Vercel's Andrew Qu explique en quoi les agents sont un nouveau type de logiciel
Andrew Qu, responsable logiciel (Chief of Software) chez Vercel, a accordé un entretien à Latent Space sur le stand de l'AIEWF, expliquant pourquoi les agents constituent selon lui une nouvelle catégorie de logiciel. Il travaille directement avec le directeur technique de Vercel sur l'ingénierie interne, l'expérimentation produit et les technologies émergentes. Qu a créé une bibliothèque MCP qui a facilité la construction des premiers serveurs MCP, lancé skills.sh pour rendre les compétences d'agents plus faciles à découvrir et à utiliser, et dirigé le développement d'eve, le framework d'agents de Vercel. Il raconte que Vercel, à l'origine pensé pour simplifier la publication de sites et d'applications web, a constaté un basculement chez ses utilisateurs, qui ne construisent plus seulement des pages mais des agents. C'est en développant leur propre agent au sein de v0, leur produit de "vibe coding", que l'équipe s'est heurtée à des irritants que les outils existants ne résolvaient pas, comme le changement de modèle ou de fournisseur, l'ajout de solutions de repli ou la reprise des exécutions interrompues. Ces solutions, transformées en bibliothèques réutilisables, ont fini par former un socle de briques techniques rassemblées sous le nom d'eve.

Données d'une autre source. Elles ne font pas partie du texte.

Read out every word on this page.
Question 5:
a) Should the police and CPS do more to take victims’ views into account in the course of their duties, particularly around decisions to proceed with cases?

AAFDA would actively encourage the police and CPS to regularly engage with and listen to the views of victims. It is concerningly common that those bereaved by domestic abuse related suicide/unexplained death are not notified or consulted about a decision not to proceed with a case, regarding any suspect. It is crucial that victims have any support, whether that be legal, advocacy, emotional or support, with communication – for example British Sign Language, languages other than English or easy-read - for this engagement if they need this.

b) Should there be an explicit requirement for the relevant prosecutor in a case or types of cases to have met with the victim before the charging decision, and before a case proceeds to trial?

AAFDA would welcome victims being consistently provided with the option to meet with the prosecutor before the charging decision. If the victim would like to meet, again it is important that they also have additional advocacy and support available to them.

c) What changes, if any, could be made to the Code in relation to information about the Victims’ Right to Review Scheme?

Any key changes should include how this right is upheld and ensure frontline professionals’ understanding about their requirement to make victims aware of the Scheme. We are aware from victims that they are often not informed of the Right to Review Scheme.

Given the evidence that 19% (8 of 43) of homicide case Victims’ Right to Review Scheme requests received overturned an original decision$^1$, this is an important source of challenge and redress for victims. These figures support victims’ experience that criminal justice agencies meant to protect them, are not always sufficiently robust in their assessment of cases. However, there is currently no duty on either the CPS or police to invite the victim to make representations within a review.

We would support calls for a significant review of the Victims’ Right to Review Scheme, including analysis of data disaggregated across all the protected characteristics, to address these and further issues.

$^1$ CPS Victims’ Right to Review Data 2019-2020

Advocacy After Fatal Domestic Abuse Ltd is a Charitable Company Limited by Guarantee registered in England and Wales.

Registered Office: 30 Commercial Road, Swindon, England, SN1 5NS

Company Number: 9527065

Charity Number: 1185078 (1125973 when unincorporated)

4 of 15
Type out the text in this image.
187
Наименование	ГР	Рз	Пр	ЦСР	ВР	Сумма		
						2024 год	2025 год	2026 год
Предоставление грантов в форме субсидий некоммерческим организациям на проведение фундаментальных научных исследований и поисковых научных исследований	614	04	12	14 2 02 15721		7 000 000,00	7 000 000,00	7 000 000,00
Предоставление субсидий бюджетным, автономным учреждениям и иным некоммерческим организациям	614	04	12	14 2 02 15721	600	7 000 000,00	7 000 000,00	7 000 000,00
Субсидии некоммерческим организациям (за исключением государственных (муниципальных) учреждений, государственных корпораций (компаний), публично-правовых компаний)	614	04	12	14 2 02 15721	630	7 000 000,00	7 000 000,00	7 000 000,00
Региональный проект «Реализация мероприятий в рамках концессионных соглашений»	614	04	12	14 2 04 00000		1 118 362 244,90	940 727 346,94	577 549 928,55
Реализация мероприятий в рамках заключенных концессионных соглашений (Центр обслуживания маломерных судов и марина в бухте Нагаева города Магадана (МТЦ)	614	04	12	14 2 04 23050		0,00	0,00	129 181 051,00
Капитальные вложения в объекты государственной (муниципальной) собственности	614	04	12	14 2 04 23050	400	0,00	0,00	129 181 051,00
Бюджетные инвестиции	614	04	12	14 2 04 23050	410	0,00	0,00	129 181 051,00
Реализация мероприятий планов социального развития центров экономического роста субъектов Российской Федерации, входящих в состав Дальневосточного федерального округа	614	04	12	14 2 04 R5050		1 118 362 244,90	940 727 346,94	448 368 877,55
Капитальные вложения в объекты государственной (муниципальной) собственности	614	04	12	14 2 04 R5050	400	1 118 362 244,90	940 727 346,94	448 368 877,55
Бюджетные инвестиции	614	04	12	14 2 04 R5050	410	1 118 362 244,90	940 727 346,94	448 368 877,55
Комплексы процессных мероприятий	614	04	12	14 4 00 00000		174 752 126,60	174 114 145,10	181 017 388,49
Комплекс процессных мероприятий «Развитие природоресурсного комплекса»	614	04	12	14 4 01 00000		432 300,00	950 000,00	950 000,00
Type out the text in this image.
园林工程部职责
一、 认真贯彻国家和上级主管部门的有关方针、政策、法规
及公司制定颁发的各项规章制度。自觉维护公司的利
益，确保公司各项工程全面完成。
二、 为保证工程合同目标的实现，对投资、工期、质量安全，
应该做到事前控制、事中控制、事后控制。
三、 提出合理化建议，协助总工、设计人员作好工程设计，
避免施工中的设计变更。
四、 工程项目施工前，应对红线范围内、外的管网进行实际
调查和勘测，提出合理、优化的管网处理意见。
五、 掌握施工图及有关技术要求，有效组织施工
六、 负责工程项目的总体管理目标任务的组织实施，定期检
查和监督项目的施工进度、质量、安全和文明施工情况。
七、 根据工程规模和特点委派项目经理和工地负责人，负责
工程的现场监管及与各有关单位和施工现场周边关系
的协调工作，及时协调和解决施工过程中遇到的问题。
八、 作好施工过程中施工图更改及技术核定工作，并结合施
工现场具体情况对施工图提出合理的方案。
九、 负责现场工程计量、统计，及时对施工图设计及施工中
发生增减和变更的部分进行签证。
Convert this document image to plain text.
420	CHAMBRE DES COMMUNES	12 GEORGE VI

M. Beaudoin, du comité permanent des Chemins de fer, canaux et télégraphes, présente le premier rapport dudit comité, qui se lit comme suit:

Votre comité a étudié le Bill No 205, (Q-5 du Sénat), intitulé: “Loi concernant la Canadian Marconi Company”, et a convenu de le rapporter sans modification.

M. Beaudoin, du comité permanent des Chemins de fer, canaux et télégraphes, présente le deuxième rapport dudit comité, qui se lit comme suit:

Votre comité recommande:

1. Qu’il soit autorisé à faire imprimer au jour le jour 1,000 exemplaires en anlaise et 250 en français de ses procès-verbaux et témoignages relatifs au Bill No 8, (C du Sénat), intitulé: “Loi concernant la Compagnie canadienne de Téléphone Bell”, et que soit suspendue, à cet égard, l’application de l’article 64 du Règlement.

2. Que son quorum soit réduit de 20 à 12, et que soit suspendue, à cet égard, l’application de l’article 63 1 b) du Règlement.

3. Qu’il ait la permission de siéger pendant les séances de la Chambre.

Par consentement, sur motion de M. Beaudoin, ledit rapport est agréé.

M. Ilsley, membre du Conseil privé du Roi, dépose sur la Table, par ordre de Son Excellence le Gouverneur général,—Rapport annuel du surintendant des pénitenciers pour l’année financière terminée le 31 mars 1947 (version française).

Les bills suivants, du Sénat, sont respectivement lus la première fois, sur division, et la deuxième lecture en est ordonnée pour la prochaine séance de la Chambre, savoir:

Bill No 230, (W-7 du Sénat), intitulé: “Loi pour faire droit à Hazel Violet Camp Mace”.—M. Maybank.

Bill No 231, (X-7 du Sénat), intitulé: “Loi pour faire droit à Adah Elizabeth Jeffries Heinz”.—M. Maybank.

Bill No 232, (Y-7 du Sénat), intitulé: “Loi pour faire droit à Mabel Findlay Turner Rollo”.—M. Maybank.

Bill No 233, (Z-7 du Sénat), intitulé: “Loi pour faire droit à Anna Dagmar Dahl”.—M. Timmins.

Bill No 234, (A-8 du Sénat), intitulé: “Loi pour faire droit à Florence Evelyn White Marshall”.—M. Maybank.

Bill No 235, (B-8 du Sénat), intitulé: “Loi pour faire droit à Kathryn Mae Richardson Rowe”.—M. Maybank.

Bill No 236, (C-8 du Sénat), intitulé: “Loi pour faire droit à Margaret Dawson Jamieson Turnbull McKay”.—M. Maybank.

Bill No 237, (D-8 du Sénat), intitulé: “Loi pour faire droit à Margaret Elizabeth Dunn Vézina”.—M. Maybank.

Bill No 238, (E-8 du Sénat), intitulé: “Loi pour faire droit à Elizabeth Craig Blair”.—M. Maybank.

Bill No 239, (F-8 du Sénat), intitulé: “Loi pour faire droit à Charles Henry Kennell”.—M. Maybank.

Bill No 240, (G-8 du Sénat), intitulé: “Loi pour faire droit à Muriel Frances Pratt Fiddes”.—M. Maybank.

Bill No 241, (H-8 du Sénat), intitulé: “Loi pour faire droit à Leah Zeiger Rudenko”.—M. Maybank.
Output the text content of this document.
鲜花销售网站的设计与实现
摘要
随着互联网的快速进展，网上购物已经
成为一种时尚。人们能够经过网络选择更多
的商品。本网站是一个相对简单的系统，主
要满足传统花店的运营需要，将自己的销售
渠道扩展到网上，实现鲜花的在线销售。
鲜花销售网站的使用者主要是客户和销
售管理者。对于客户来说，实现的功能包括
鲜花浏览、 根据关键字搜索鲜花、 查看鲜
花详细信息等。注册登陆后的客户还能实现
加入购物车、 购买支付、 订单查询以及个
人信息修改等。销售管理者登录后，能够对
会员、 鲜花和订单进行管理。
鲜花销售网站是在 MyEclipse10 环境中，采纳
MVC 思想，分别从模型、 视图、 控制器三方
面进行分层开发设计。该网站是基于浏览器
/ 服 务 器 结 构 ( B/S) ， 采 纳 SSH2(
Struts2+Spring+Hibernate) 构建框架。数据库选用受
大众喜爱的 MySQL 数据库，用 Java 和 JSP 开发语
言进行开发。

Il y a environ un an, Qu s'est fixé l'objectif de mettre "un agent sur chaque bureau" chez Vercel, ce qui l'a conduit à développer un agent de données interne et à dégager plusieurs bonnes pratiques devenues centrales chez Vercel: agents capables de manipuler des systèmes de fichiers, compétences modulaires, compaction du contexte et sous-agents. Faute de retrouver ces briques prêtes à l'emploi ailleurs, l'équipe a décidé de formaliser une approche prescriptive, donnant naissance à eve pour éviter à d'autres développeurs de refaire ce travail d'exploration. Concrètement, Vercel utilise déjà ses agents en interne pour des tâches répétitives mais qui exigent un minimum de raisonnement: une première passe sur la relecture de contrats juridiques, des rétrospectives marketing, l'identification de contacts à solliciter, ou encore l'écriture de requêtes contre leurs bases de données.
Pour Qu, les agents ne sont pas de simples applications web déguisées mais une forme de logiciel réellement différente, moins prévisible dans ses interactions et ses résultats, ce qui impose de nouvelles briques pour gérer le contexte, les outils, la reprise d'exécution et les tâches longues. Sur la question de l'autonomie, il refuse de trancher entre boucles totalement autonomes et supervision humaine systématique: le bon choix dépend de la clarté de la tâche. Quand l'objectif final est bien défini, laisser tourner une boucle jusqu'à son terme est raisonnable; pour un travail d'ingénierie plus délicat, mieux vaut revenir régulièrement vérifier que le modèle reste sur la bonne voie.